Highlights:
- Reasoning models differ from standard LLMs due to their ability to “fact-check” their responses.
- The model’s reasoning process is fully transparent, enabling users to track each step it takes to reach an answer.
The Chinese AI startup DeepSeek has introduced a new “reasoning” model, claiming it performs exceptionally well compared to OpenAI’s o1 large language model, which is specifically designed to answer math and science questions with greater accuracy than traditional LLMs.
The startup, a spinoff of the quantitative hedge fund High-Flyer Capital Management Ltd., recently announced on X the preview launch of its first reasoning model, DeepSeek-R1.
Reasoning models differ from standard LLMs due to their ability to “fact-check” their responses. They achieve this by spending significantly more time evaluating how to respond to a prompt, helping them avoid issues like “hallucinations,” a common problem in chatbots like ChatGPT.
When OpenAI introduced the o1 model in September, it highlighted the model’s superior ability to handle queries and questions requiring reasoning skills. This advantage stems from a machine learning technique called “chain of thought” (CoT), which enables the model to decompose complex tasks into smaller steps and process them sequentially, resulting in greater accuracy.
DeepSeek operates similarly, strategizing in advance when tackling complex problems and solving them step by step to ensure accurate responses. However, this process can be time-consuming, and like the o1 model, it may require up to 10 seconds to “think” before generating a response.

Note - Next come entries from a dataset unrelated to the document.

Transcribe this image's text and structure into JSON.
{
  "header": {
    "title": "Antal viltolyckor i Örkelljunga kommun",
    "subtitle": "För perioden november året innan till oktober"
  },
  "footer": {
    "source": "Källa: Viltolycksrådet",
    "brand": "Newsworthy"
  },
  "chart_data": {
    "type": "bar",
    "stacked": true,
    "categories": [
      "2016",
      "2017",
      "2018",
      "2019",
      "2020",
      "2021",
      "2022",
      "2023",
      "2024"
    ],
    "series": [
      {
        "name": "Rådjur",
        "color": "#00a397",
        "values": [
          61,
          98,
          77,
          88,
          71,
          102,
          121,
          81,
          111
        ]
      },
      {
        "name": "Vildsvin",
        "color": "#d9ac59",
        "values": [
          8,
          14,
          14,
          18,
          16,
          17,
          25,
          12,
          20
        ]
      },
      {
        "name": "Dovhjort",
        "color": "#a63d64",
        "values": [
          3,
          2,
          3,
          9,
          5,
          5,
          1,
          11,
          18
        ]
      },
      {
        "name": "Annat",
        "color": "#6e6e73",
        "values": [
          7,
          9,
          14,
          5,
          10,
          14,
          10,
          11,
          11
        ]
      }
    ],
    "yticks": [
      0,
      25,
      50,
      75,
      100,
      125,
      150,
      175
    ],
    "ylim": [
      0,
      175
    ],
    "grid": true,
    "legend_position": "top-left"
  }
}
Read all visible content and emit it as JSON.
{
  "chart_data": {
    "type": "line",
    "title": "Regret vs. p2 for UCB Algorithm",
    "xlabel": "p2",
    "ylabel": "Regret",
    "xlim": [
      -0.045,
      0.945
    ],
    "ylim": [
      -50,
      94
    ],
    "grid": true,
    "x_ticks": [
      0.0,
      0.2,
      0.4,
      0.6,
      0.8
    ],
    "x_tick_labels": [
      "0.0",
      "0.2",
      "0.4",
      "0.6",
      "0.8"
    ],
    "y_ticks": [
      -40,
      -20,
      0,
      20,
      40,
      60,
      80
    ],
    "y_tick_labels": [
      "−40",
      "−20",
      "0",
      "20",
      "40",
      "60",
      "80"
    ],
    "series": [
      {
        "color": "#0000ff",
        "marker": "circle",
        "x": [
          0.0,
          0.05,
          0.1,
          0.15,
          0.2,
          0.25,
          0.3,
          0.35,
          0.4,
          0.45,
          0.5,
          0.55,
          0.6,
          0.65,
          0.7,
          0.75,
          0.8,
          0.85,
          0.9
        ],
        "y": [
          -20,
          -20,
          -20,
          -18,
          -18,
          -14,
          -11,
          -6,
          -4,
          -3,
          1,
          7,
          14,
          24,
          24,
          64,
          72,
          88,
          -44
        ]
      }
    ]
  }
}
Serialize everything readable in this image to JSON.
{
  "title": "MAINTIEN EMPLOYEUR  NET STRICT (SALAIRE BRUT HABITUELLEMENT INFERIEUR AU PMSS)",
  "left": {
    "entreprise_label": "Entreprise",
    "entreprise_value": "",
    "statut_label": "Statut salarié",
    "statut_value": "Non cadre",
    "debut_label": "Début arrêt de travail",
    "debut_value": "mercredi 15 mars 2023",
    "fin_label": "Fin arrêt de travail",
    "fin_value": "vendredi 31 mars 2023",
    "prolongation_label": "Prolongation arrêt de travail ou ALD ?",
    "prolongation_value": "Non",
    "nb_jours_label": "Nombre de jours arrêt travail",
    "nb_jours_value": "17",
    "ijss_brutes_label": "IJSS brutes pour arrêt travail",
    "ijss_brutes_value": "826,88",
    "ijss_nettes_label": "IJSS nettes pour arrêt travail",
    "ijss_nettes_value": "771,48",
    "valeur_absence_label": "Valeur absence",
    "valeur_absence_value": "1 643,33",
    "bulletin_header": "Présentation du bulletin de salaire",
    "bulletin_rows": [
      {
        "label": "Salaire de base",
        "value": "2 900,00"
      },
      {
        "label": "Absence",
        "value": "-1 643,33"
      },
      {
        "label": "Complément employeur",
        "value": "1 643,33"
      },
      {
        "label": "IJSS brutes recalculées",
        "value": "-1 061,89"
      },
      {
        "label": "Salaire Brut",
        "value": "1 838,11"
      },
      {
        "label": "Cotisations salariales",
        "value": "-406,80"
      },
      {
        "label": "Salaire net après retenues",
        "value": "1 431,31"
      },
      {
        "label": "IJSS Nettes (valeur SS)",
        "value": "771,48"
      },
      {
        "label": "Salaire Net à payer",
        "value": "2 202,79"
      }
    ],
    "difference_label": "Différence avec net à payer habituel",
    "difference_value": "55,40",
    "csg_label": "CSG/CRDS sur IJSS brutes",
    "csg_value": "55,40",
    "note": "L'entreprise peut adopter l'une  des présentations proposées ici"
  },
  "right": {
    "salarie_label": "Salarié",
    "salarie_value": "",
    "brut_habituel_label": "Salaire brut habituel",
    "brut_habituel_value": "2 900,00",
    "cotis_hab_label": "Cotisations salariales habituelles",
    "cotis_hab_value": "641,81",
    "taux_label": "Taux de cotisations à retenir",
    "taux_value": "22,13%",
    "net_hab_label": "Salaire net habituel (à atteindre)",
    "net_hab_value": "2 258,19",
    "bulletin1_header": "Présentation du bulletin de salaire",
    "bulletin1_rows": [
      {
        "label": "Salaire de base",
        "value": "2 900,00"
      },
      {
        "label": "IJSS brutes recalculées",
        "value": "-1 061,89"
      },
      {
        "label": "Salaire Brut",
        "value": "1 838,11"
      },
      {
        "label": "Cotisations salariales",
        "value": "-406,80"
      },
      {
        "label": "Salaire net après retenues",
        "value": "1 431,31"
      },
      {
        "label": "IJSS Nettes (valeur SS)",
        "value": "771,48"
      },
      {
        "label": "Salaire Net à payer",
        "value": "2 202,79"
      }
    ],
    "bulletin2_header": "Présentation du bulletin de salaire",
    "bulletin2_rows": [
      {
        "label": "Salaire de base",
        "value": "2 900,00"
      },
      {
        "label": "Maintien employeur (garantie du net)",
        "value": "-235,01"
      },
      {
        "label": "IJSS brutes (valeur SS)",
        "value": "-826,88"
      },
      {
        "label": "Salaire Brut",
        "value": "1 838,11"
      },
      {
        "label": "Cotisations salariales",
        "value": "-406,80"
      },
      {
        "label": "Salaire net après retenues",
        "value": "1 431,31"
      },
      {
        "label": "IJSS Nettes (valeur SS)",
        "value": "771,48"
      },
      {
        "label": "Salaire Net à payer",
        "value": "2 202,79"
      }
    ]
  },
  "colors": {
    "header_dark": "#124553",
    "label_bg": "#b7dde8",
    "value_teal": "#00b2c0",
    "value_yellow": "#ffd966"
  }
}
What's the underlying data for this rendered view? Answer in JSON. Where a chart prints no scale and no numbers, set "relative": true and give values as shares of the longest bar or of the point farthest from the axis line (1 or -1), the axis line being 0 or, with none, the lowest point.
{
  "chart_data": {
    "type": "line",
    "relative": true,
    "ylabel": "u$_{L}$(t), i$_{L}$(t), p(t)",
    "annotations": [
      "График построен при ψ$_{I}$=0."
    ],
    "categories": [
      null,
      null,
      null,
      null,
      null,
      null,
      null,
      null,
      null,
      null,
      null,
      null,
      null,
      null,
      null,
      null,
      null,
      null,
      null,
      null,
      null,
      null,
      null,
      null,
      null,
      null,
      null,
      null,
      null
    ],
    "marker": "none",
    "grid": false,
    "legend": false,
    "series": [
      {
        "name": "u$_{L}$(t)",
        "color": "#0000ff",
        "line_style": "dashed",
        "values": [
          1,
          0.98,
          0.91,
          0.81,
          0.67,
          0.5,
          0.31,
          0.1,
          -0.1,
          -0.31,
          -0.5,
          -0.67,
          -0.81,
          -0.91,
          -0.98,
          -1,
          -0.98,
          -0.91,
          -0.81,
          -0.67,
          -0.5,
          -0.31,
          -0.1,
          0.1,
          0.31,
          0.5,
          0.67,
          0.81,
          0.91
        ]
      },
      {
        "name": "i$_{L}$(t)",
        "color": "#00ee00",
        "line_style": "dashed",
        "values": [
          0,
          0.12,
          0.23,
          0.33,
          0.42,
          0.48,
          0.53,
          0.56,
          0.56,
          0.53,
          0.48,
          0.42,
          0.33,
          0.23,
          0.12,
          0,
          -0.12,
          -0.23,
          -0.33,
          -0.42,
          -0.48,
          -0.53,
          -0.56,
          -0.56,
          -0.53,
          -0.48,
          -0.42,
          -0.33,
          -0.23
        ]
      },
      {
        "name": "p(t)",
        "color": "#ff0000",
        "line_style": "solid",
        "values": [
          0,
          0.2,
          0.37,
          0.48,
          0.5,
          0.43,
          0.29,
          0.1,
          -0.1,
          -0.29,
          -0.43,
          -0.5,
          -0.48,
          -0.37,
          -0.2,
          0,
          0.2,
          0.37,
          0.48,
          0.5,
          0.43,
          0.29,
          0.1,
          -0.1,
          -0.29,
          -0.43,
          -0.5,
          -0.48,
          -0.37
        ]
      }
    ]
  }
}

The model’s reasoning process is fully transparent, enabling users to observe each step it takes to reach an answer.
The startup claims that DeepSeek-R1 outperforms OpenAI’s o1 on two key benchmarks: AIME and MATH. AIME employs other AI models to assess LLM performance, while MATH consists of challenging word problems. Additionally, according to sources, the model successfully answered several “trick” questions that have previously stumped existing models like GPT-4o and Anthropic PBC’s Claude.
Despite its strengths, DeepSeek-R1 has its shortcomings, with some commenters on X noting that it seems to struggle with logic-based problems like Tic-Tac-Toe. However, o1 has faced similar challenges with these types of tasks.
Users have noted that DeepSeek avoids responding to queries likely considered sensitive by the Chinese government. When asked about topics such as the Tiananmen Square massacre, Chinese President Xi Jinping’s relationship with Donald Trump, or the possibility of China invading Taiwan, it consistently responded with statements like, “not sure how to approach this type of question.”
DeepSeek’s avoidance of politically sensitive queries is likely due to the requirement for Chinese developers to ensure their models align with “core socialist values.”
However, some users have discovered that it’s relatively easy to jailbreak DeepSeek and prompt it to bypass its guardrails. For instance, one user found a way to get the model to provide a detailed recipe and instructions for making methamphetamine, which is illegal in most countries.
DeepSeek is an unconventional AI startup, mainly because it is backed by a quantitative hedge fund that aims to use LLMs to enhance its trading strategies. The company is not new to the AI field, having previously launched an LLM named DeepSeek-V2 for general-purpose text and image generation and analysis. DeepSeek, founded by computer science graduate Liang Wenfeng, has the stated goal of developing “superintelligent” AI.
DeepSeek-R1 is accessible through the DeepSeek Chat application on the company’s website. While it’s free to use, non-paying users are restricted to 50 messages per day. The company also plans to offer DeepSeek-R1 through an application programming interface (API) in the future.